By Josh Stein and Mike Gullette
ABA Viewpoint
Nearly a decade after the Financial Accounting Standards board issued the current expected credit loss, or CECL, methodology — and three years after community banks were required to adopt CECL — a clear pattern has emerged. CECL has significantly increased ongoing compliance costs without meaningfully improving credit loss estimates.
That experience now matters in a very concrete way. FASB has launched its post‑implementation review of CECL to ask a simple question: is the standard delivering decision‑useful information at a reasonable cost?
This article — the first in a series of three — focuses on what community banks are telling ABA so far and what ABA recently noted to FASB in its April 17, 2026, comment letter: CECL’s costs, driven largely by audit, validation and vendor expectations, have consistently outweighed its benefits.
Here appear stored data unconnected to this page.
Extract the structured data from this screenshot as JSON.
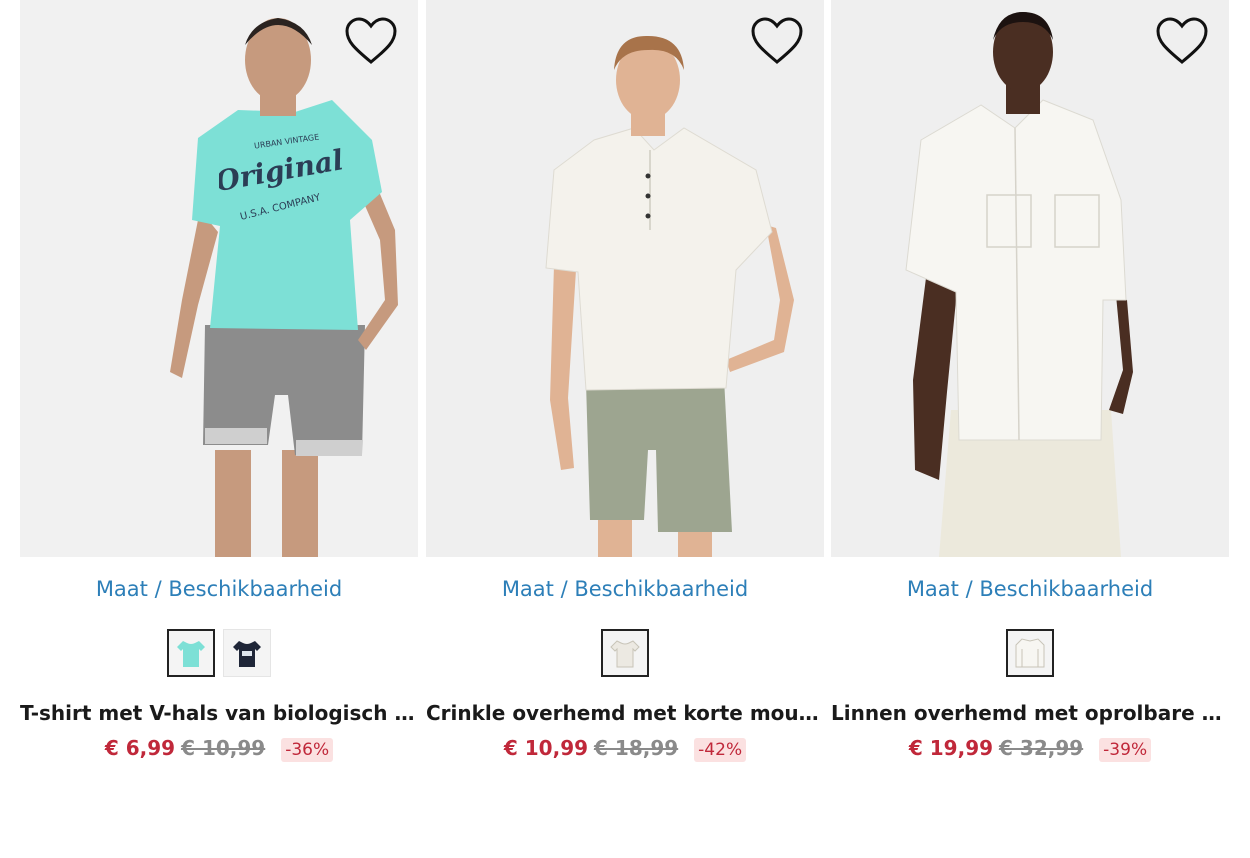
{
  "products": [
    {
      "size_link": "Maat / Beschikbaarheid",
      "title": "T-shirt met V-hals van biologisch katoen",
      "price_now": "€ 6,99",
      "price_old": "€ 10,99",
      "discount": "-36%",
      "colors": {
        "shirt": "#7de0d6",
        "shorts": "#8c8c8c",
        "skin": "#c69a7e",
        "bg": "#f1f1f1"
      },
      "swatches": [
        {
          "color": "#7de0d6",
          "selected": true
        },
        {
          "color": "#1f2638",
          "selected": false
        }
      ]
    },
    {
      "size_link": "Maat / Beschikbaarheid",
      "title": "Crinkle overhemd met korte mouwen",
      "price_now": "€ 10,99",
      "price_old": "€ 18,99",
      "discount": "-42%",
      "colors": {
        "shirt": "#f4f2ec",
        "shorts": "#9da590",
        "skin": "#e0b394",
        "bg": "#efefef"
      },
      "swatches": [
        {
          "color": "#ece9e2",
          "selected": true
        }
      ]
    },
    {
      "size_link": "Maat / Beschikbaarheid",
      "title": "Linnen overhemd met oprolbare mouwen",
      "price_now": "€ 19,99",
      "price_old": "€ 32,99",
      "discount": "-39%",
      "colors": {
        "shirt": "#f7f6f2",
        "shorts": "#ece9dc",
        "skin": "#4a2e22",
        "bg": "#efefef"
      },
      "swatches": [
        {
          "color": "#f7f6f2",
          "selected": true
        }
      ]
    }
  ],
  "tshirt_print": {
    "main": "Original",
    "top": "URBAN VINTAGE",
    "bottom": "U.S.A. COMPANY"
  },
  "icons": {
    "wishlist": "heart-outline-icon"
  }
}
CECL in practice: lacking flexibility
FASB originally intended CECL to be a principles‑based standard, scalable to the size, complexity and risk profile of individual institutions. In practice, community bankers report that CECL implementation has converged around a narrow set of operational expectations — largely shaped by audit and validation practices rather than by the accounting standard itself.
The result is a disconnect between CECL’s conceptual flexibility and its real‑world application. Banks with straightforward portfolios and strong historical performance are nevertheless expected to maintain systems, controls and documentation far more stringent than under the previous incurred loss approach.
CECL implementation resulted in disproportionate and recurring costs
Community banks emphasize that CECL is not a one‑time implementation cost. Instead, it has introduced significant recurring expenses that persist quarter after quarter, even when portfolios are stable and allowance levels change little.
Key ongoing cost drivers include:
- Third‑party economic forecasts. In a recent ABA community bank member survey, 57% of community banks reported relying on third‑party economic forecasts.
- Vendor and software dependence. The same survey found that 70% use third‑party vendors to manage (or play significant roles in) the CECL estimation process — costs that generally did not exist prior to CECL’s effective date.
- Checklist-driven documentation. Even when banking examiners apply a so-called light touch, auditors often continue to insist on extensive validation and documentation that do not add value commensurate with the time and expense it takes to produce them.
CECL has produced little change in allowance outcomes
Despite the added complexity, CECL has produced little change in allowance coverage levels for core community bank portfolios, particularly commercial real estate, commercial and industrial loans and residential mortgages. This outcome reinforces what many bankers have observed anecdotally: CECL added layers of process and documentation without materially improving the estimates.
As one banker summarized during a recent ABA roundtable: “CECL is a lot more cost for no change in the end result.”
The review process ought to take CECL’s shortcomings seriously
FASB’s review process is not about undoing CECL. However, ABA believes it provides an opportunity to assess whether the standard, as applied, is delivering better information than its predecessor at a cost that makes sense. For community banks, the evidence to date suggests that it is not.
A practical path forward — one that recalibrates expectations while preserving sound risk management — is essential. The review provides a critical forum to begin that conversation, and community bank input will be important to ensure the process reflects how CECL is functioning in practice.